# Terrific Tarmarisk from Bangleguy



## phinds (Dec 31, 2012)

Eric and I did a trade recently and he then sent along a couple of really nice little pieces of tamarisk for my site, which was great since I had none of my own. pics:

[attachment=15532]
[attachment=15533]

[attachment=15534]
[attachment=15535]


----------



## barry richardson (Dec 31, 2012)

Cool, the color is somewhat atypical based on my experience, dont think I've ever seen any that is pink like that, at least in these parts, is it green?


----------



## phinds (Dec 31, 2012)

barry richardson said:


> Cool, the color is somewhat atypical based on my experience, dont think I've ever seen any that is pink like that, at least in these parts, is it green?
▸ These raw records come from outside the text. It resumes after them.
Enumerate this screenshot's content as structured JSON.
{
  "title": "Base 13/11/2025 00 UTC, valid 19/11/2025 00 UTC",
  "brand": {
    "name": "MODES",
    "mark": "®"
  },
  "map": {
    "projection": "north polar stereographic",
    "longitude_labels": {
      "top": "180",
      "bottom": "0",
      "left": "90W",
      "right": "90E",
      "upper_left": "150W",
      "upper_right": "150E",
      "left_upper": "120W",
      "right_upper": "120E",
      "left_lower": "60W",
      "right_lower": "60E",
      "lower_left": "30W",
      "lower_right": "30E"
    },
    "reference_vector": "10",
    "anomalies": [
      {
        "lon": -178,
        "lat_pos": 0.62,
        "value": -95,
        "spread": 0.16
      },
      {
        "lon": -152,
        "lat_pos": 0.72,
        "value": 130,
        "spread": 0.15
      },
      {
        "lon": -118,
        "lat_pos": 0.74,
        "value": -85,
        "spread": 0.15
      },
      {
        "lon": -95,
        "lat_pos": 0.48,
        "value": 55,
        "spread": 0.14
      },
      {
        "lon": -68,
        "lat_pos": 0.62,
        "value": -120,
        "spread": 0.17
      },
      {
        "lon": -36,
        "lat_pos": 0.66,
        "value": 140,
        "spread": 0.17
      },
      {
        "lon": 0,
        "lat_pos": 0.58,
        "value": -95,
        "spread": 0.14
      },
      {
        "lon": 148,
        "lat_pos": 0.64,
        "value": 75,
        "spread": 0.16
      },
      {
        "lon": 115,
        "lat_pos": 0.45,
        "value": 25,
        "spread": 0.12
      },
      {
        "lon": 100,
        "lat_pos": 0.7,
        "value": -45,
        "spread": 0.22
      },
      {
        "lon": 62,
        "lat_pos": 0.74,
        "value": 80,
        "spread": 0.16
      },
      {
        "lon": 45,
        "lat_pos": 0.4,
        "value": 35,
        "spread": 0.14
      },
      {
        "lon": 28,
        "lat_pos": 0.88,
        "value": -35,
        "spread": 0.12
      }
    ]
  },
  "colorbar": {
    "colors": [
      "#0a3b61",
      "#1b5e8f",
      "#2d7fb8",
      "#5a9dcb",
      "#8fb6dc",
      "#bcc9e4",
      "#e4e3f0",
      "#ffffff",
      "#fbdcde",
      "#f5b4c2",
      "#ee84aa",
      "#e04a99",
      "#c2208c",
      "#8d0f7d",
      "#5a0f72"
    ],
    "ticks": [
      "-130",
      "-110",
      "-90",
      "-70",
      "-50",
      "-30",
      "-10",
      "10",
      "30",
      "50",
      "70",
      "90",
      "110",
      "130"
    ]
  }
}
Good question. Seemed seasoned to me, but on the other hand I think Eric said it's recently cut.

ERIC ... ???


----------



## BangleGuy (Jan 1, 2013)

Hey Paul, great pics of the Tamarisk. This was cut from a dead standing tree that was about 16" in diameter. Based on the MC, I would guess that it had not been dead for more than a year or so... but I cannot say.


----------



## phinds (Jan 1, 2013)

Thanks Eric. Based on the other pics I have of tamarisk, the pink seems quite reasonable


----------



## The Wood Bucket (Jan 2, 2013)

Great color and grain


----------